どうして月は落ちてこないの?・・・「落ちない」話

はじめまして。専門は素粒子理論、趣味は漫画を描くことの鳥畑です。

突然ですが、みなさんは、「どうして月は落ちてこないの?」と思ったことはありませんか?

私は、夏に小さい頃から夕涼みで星を見るのが日課だったので、星好き&宇宙好きになりましたが、小学校低学年の時、父に「どうして月は落ちてこないの?」と聞いたことがあります。

そしたら・・・

もっとも、父は工場のおっちゃんなので、いたしかたないですし、「宇宙は無重力だから」などとごまかさなかったのも、今となっては偉いと思っています。

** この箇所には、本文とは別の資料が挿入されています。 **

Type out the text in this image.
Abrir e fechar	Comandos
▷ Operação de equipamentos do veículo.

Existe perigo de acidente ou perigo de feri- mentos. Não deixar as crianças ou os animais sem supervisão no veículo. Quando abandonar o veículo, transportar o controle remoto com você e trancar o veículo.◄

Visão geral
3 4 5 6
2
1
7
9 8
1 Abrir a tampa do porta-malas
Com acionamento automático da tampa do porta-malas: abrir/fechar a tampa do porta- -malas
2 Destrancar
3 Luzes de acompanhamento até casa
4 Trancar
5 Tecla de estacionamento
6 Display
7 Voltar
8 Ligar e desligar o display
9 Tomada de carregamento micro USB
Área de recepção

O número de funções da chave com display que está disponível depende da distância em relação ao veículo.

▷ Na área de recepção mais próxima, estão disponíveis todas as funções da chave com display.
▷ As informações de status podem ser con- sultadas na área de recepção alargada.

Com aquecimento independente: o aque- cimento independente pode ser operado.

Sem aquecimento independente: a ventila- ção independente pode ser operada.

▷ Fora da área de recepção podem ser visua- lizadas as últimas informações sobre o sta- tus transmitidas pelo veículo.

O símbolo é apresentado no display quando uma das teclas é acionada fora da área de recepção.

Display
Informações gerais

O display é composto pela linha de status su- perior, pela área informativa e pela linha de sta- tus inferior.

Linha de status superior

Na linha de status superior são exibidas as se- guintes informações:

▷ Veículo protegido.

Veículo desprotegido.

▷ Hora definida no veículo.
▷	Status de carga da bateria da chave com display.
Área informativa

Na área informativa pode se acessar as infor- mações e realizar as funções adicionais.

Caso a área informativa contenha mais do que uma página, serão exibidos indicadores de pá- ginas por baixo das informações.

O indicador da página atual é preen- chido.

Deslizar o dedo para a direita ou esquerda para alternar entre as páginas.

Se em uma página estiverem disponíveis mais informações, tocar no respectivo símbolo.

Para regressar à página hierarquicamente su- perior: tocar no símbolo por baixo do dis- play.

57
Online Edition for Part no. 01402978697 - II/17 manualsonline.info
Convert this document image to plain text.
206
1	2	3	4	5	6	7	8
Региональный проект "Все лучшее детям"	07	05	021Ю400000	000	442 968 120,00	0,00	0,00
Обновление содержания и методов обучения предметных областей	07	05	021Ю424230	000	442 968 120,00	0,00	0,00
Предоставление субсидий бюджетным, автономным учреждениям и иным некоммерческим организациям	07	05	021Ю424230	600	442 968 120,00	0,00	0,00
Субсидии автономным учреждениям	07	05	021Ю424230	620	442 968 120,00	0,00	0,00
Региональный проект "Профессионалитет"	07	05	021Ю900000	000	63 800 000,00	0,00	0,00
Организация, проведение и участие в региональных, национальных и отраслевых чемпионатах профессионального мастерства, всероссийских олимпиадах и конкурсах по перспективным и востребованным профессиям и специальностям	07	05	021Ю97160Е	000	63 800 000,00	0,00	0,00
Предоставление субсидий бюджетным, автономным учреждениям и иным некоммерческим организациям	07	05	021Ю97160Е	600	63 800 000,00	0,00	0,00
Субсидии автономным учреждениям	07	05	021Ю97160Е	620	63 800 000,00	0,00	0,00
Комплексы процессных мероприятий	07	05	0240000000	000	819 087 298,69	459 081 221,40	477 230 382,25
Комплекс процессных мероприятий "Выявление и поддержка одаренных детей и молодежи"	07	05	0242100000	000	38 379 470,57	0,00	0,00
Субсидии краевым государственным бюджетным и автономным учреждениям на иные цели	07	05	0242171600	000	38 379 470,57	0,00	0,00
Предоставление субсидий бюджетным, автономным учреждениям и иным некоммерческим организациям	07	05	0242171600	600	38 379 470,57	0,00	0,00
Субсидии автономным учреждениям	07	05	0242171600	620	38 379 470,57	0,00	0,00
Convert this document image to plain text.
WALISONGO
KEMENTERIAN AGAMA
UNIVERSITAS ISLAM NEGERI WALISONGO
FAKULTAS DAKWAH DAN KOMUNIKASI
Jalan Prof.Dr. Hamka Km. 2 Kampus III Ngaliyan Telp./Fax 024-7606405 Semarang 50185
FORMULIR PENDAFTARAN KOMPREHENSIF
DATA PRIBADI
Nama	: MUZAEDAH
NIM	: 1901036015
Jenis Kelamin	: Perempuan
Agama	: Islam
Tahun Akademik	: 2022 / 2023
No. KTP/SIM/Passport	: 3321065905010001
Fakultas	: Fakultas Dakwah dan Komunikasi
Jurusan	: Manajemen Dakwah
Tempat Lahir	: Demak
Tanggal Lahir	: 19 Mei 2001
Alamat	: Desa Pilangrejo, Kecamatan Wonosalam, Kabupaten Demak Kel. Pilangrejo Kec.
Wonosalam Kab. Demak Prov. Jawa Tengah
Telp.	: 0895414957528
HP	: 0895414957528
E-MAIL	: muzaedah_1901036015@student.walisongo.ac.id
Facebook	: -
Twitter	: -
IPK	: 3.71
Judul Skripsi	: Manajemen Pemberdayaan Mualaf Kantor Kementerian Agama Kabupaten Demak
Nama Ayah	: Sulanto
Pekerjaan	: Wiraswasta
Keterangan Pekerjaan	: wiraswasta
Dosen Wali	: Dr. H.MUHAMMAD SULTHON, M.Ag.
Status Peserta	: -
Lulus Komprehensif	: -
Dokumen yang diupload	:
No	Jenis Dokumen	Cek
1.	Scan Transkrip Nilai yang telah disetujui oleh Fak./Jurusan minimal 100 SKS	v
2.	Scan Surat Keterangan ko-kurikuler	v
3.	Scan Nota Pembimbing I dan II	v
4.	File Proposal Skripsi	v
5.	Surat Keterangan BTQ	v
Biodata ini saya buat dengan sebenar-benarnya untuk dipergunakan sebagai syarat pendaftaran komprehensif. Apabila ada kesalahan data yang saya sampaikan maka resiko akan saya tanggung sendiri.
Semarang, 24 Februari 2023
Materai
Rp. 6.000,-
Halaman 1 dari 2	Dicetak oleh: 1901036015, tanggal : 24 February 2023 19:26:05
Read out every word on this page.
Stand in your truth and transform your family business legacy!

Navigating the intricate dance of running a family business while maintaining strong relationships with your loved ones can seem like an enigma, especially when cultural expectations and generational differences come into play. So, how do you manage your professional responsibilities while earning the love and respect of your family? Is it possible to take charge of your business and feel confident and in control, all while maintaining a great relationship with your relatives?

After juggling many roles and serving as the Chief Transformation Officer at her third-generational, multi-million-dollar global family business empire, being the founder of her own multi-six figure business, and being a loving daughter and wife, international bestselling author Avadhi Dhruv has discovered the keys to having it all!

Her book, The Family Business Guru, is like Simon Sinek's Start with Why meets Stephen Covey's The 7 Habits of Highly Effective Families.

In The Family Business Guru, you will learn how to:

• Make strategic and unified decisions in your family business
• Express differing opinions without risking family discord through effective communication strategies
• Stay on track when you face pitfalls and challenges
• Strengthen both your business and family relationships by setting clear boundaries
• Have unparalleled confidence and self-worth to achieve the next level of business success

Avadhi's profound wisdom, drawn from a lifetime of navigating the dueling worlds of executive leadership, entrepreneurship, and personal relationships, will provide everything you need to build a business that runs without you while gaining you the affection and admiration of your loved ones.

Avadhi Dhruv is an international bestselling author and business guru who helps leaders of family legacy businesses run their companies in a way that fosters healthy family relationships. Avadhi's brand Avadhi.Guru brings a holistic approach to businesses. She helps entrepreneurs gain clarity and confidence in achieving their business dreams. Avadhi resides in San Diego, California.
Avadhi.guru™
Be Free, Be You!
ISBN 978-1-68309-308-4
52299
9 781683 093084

さて、みなさんがよくご存知の遠心力は「見かけの力」であり、本当に月を円運動させるのに必要な力ではないんです。例えばカーブを曲がる自動車に「乗ってる人」が「感じる力」なんです。

遠心力がないのなら、万有引力だけ残り、後は地球に落ちるしかないですよね。じゃあ、何で月が落ちてこないかって?

力での説明がむずかしいなら、エネルギーで説明しましょう。

月のでき方には諸説あるようですが、昔々、地球がまだ熱くて真っ赤だった頃、月は地球の周りを公転しながら形作られました。その時の、公転の運動エネルギーを月はずーっと持ち続けています。宇宙空間にいるから空気の摩擦もなく、はじめに持っていた運動エネルギーは減らないんです。月としては、「落ちるに落ちられない」といったところです。

これは、太陽を回る地球も同じです。太陽系を構成する惑星も、できたときから持っていた公転のエネルギーを使って公転し、小惑星にぶつかられたりしなければ、公転のエネルギーを持ち続けます。

「エネルギー保存則」っていいます。「保存」とは「変化しない」ということです。これで、私たちも「太陽に吸い寄せられる」なんて心配しなくてもいいわけです。

このとき「?」と思われた方もおいでですね。

「自転は?」

月も他の惑星も、自転しながら公転していますが、できたときに持っているエネルギーを使っています。

ただし!どうやって自転まで含めて太陽系ができあがったかは、本当はまだ謎のままなんですって!!!

さて、なんで第一弾のブログのテーマが、月の話かというと、「なかなか落ちない」展示に未来館で初めて出合ったからです。

3階の入り口を入って左手に進んですぐの所にある「願いの泉」がそれです。

中に入れたボールが回転しながら、曲面の中心にある穴に落ちて行くのですが、これがなかなか落ちない!

はじめにボールを入れた時のエネルギーが円運動エネルギーとして使われ、周り始めるのですが、宇宙空間と違って、空気抵抗もあれば、曲面との摩擦もある。

なので、最初に持っていた運動エネルギーは、だんだん減っていき、最後には落ちるのですが、穴に入る時のあがき方たるや、尋常ではないんです!!!

「もう落ちるでしょ」と思っていたら穴の淵にしがみついて「落ちたくないよ〜」と言わんばかりに最後の最後まで粘ります。

手の混んだ展示が多い未来館にあって、数少ない「タネも仕掛けもない」展示なので、子ども達は不思議そうに見入っています。私も大好きです。落ちない理由を知っていてもなお、見ていて飽きません。

たかがボール。されどボール。

このボールを見ていると、なんだか自分の人生まで重ねてしまうのは、私だけではないようです。この前、中学3年の生徒さんがボソッと「俺らも落ちなきゃいいのに…」と話していました。受験の重圧を今から感じてるとのこと。(がんばれっ!)

全国の受験生の皆さん!(あ、今度、参議院選挙がありますから、候補者の皆さん)願掛けに、そして元気をもらいに、未来館へいらっしゃいませんか?

教科書に載ってるような基本的なんだけど、「?」に気づけるブログを書いていきたいと思いますので、今後ともどうかよろしく。